Vegetarian Tacos . . . made with lentils

   
All the fixings for tacos + a side dish of Zucchini & Corn in the background.
     Our niece, Colette West, told us about this recipe some time ago. And, then I forgot about it until just recently. When she originally sent the recipe she mentioned that it could be modified to taste but I made it pretty much according to her instructions. I did use regular cheese and sour cream versus the fat-free products and provided some variables for the seasonings.
     Love the idea that the lentils can cook throughout the day in a slow cooker which is ideal for a busy schedule. I actually had time to cook them on the stovetop today but opted for the slow cooker version just so I could give it a try.

Lentil Tacos   Makes 6+ servings (ideal slow cooker-size: 4-quart)
Recipe Note -- the recipe calls for ½  lb. dry brown lentils; we had enough lentils to fill 10 taco shells and still had about three-fourths of a cup left over. 
1 tablespoon vegetable oil
¾ cup onions, finely chopped
⅛ teaspoon garlic powder
½  lb. dry brown lentils (1 heaping cup), picked clean of stones and floaters   (l lb. lentils = 2 ¼ cups; 1 cup dry lentils = 2 to 2 ½ cups cooked)
2 to 3 teaspoons chili powder
1 to 2 teaspoons ground cumin
1 teaspoon dried oregano
2+ cups chicken broth
About 1 cup salsa
-----
12 taco shells
Topping possibilities: shredded lettuce, chopped tomatoes, shredded cheese, sour cream,
additional salsa
  1. Heat oil in skillet or Dutch oven. Add onions and sprinkle with garlic powder; sauté until onions are tender.
  2. Add lentils and spices. Cook and stir for 1 minute.
  3. Place  lentil mixture and 2 cups broth in slow cooker. Add more broth as lentils cook if needed.
  4. Cover. Cook on LOW for 3 hours for somewhat-crunchy lentils, or on LOW for 6 hours for soft lentils. (Ours were perfectly cooked in about 4 hours in the slow cooker – they were soft but still held their shape giving them a mouth-free that is similar to meat.)

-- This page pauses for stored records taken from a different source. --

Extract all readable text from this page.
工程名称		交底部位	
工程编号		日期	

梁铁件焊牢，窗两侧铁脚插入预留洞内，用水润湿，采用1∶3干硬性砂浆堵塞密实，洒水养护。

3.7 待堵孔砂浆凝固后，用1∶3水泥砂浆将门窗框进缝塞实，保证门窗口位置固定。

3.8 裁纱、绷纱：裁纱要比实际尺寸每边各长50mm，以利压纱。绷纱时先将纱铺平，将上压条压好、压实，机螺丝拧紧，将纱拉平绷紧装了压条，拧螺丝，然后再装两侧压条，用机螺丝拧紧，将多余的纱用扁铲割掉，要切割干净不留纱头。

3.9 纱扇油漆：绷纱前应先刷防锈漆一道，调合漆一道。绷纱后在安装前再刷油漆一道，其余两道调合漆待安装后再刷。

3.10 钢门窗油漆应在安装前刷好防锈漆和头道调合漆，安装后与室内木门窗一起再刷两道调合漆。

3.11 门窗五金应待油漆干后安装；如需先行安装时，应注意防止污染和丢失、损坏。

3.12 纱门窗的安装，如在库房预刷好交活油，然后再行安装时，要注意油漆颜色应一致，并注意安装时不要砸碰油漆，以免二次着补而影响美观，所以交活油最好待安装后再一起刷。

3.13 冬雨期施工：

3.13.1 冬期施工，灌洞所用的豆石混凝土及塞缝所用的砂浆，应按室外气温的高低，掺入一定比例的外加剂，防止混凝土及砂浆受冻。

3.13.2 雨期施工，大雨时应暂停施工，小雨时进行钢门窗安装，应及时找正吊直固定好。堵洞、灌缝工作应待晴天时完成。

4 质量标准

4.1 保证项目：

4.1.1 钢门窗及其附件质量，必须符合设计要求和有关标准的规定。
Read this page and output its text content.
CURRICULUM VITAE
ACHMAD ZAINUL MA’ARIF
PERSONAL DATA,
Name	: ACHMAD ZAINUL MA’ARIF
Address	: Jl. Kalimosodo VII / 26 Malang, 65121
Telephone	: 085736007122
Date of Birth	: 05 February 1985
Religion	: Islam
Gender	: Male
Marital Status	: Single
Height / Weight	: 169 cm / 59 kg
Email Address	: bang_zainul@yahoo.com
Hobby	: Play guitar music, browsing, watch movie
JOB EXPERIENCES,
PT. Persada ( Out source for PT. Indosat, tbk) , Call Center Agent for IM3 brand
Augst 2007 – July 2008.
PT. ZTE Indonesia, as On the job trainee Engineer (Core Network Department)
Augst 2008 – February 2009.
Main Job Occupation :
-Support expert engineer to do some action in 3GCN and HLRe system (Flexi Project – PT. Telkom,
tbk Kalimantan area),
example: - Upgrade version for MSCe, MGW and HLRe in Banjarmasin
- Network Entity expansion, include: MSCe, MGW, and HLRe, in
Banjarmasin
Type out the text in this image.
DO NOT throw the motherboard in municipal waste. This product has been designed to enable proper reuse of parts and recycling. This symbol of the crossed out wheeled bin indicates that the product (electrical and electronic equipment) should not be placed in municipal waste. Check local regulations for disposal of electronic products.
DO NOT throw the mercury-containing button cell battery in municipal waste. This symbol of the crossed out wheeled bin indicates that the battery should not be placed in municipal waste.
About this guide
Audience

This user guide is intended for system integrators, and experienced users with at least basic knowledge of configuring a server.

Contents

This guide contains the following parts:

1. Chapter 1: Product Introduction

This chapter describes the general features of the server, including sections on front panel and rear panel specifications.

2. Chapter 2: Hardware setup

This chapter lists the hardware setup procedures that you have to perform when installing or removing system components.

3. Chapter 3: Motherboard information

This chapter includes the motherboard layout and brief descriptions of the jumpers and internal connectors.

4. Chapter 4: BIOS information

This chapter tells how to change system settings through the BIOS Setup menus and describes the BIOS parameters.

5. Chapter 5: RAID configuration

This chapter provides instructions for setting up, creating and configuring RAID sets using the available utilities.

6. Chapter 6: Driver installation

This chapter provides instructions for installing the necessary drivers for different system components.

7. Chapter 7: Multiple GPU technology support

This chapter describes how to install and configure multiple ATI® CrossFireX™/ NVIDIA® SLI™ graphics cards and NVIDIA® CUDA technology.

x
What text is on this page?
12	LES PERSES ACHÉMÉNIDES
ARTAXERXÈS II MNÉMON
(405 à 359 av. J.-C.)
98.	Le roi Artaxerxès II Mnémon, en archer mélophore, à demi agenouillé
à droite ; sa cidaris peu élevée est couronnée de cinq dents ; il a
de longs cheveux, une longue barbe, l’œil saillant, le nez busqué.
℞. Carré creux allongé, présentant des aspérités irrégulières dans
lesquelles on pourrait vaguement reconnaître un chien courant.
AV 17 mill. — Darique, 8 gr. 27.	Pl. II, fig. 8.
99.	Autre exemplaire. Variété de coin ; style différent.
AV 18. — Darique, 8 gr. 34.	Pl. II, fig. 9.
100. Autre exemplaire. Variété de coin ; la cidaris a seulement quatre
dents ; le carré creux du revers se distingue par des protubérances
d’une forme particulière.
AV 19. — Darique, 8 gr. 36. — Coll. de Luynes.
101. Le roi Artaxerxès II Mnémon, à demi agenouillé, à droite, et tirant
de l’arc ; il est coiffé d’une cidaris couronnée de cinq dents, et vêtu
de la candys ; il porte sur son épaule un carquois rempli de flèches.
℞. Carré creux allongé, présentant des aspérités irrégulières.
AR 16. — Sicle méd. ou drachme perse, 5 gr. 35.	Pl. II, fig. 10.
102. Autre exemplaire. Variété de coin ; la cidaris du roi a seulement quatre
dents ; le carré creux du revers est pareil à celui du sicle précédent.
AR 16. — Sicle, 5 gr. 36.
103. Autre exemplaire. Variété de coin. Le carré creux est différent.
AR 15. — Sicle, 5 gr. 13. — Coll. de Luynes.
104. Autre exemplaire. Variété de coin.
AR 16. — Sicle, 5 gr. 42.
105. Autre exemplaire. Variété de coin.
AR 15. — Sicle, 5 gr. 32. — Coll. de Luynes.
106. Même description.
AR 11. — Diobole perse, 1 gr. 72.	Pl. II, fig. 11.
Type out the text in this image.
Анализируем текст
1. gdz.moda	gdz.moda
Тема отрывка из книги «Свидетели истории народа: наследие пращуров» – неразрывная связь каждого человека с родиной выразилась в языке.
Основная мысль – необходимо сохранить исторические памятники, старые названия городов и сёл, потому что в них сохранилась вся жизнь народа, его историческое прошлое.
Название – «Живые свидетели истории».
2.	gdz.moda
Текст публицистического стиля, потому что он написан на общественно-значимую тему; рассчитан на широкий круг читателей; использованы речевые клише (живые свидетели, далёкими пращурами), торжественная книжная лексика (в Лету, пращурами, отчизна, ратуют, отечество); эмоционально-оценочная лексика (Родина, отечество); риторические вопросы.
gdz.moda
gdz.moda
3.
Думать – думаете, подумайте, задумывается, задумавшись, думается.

  5. Add as much salsa as desired.
  6. Spoon about ¼ cup into each taco shell. Add toppings of your choice.
Recipe without photos . . .
Lentil Tacos   Makes 6+ servings (ideal slow cooker-size: 4-quart)
Recipe Note -- the recipe calls for ½  lb. dry brown lentils; we had enough lentils to fill 10 taco shells and still had about three-fourths of a cup left over. 
1 tablespoon vegetable oil
¾ cup onions, finely chopped
⅛ teaspoon garlic powder
½  lb. dry brown lentils (1 heaping cup), picked clean of stones and floaters   (l lb. lentils = 2 ¼ cups; 1 cup dry lentils = 2 to 2 ½ cups cooked)
2 to 3 teaspoons chili powder
1 to 2 teaspoons ground cumin
1 teaspoon dried oregano
2+ cups chicken broth
About 1 cup salsa
-----
12 taco shells
Topping possibilities: shredded lettuce, chopped tomatoes, shredded cheese, sour cream,
additional salsa
  1. Heat oil in skillet or Dutch oven. Add onions and sprinkle with garlic powder; sauté until onions are tender.
  2. Add lentils and spices. Cook and stir for 1 minute.
  3. Place lentil mixture and 2 cups broth in slow cooker. Add more broth as lentils cook if needed.
  4. Cover. Cook on LOW for 3 hours for somewhat-crunchy lentils, or on LOW for 6 hours for soft lentils. (Ours were perfectly cooked in about 4 hours in the slow cooker – they were soft but still held their shape giving them a mouth-free that is similar to meat.)
  5. Add as much salsa as desired.
  6. Spoon about ¼ cup into each taco shell. Add toppings of your choice.